Τετάρτη 22 Ιανουαρίου 2020

The role of sonography in differentiating congenital intrinsic duodenal anomalies from midgut malrotation: emphasizing the new signs of duodenal and gastric wall thickening and hyperechogenicity

The role of sonography in differentiating congenital intrinsic duodenal anomalies from midgut malrotation: emphasizing the new signs of duodenal and gastric wall thickening and hyperechogenicity:

Abstract



Background

The clinical and plain radiographic differentiation of congenital intrinsic duodenal anomalies (atresia, web, stenosis) from intestinal malrotation is not always clear. Although sonography has been documented as an important diagnostic tool in the differentiation of these two entities, its role is still not widely appreciated and it is still not universally utilized in this clinical setting.




Objective

To assess the usefulness of sonographic features of the duodenal and gastric wall in the differentiation of congenital intrinsic duodenal anomalies from midgut malrotation in a large series of neonates and to compare them with other features on abdominal radiographs, ultrasound and upper gastrointestinal series.




Materials and methods

Using the surgical database at our tertiary pediatric hospital, we identified neonates who had surgically proven congenital intrinsic duodenal anomalies or malrotation over a period of 15 years (2000–2015). We reviewed imaging findings in both groups of neonates (blinded to the final diagnosis) with attention to the echogenicity and thickness of the wall of the duodenum and stomach, the relationship between the superior mesenteric artery and vein, the position of the third portion of the duodenum and the presence of the whirlpool sign.

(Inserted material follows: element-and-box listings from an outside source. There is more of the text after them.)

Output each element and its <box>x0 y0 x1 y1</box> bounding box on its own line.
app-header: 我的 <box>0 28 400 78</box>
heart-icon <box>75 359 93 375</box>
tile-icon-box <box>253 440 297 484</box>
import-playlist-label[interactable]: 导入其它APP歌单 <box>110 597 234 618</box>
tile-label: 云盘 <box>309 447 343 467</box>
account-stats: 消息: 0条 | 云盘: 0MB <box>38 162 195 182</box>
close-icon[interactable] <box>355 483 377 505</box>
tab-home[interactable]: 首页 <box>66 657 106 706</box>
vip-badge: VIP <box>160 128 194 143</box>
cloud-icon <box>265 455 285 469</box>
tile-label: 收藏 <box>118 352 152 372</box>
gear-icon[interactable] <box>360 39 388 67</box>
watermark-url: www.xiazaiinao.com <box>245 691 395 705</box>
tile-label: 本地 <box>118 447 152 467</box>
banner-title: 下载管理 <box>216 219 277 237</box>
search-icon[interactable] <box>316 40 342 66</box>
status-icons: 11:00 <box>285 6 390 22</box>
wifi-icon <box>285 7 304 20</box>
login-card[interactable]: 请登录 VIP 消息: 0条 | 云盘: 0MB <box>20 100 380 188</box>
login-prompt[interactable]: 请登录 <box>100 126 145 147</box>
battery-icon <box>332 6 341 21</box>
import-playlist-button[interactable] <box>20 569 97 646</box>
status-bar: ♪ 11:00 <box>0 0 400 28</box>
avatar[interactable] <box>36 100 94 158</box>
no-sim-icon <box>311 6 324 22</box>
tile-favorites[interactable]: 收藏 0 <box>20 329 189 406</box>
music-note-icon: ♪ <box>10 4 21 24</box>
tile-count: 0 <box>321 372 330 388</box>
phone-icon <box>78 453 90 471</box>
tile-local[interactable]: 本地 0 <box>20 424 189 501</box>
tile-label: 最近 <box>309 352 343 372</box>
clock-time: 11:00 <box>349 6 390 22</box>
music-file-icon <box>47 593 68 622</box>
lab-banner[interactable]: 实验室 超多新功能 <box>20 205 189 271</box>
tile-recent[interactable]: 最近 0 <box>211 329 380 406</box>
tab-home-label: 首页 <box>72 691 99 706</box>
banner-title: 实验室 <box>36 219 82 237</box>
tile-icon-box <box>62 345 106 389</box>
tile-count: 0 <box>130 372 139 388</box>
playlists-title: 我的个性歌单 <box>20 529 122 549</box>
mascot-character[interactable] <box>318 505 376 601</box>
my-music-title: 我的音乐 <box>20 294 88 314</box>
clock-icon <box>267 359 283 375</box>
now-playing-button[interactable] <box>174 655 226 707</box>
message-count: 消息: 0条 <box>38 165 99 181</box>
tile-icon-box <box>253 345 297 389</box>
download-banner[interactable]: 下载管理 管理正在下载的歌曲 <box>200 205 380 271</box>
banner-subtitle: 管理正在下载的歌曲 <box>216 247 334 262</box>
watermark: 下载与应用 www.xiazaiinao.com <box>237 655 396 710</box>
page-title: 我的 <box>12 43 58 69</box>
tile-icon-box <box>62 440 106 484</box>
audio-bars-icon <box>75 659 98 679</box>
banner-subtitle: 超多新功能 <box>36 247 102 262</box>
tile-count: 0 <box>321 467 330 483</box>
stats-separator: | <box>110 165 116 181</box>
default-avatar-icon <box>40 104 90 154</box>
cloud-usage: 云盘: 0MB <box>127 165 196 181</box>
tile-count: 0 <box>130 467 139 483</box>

Findings were compared between the groups using the unpaired t-test and Fisher exact test.




Results

We included 107 neonates in the study, 40 with a congenital intrinsic duodenal anomaly, 49 with malrotation (36 with volvulus) and 18 with a combination of both. Duodenal and gastric wall thickening and hyperechogenicity were significantly more common in the group with a congenital intrinsic duodenal anomaly compared to those with malrotation (P<0.0001). Conversely, an abnormal relationship between the superior mesenteric artery and vein, abnormal position of the third part of the duodenum, and the whirlpool sign were significantly more common in neonates with malrotation than in those with congenital intrinsic duodenal anomalies (P<0.0001).




Conclusion

Duodenal or gastric wall thickening, and increased wall echogenicity are helpful sonographic features in the differentiation of congenital intrinsic duodenal anomalies from malrotation. Evaluation of the duodenal and gastric wall should thus be added to the features routinely assessed on ultrasound examinations in the clinical setting of suspected duodenal obstruction in the neonate.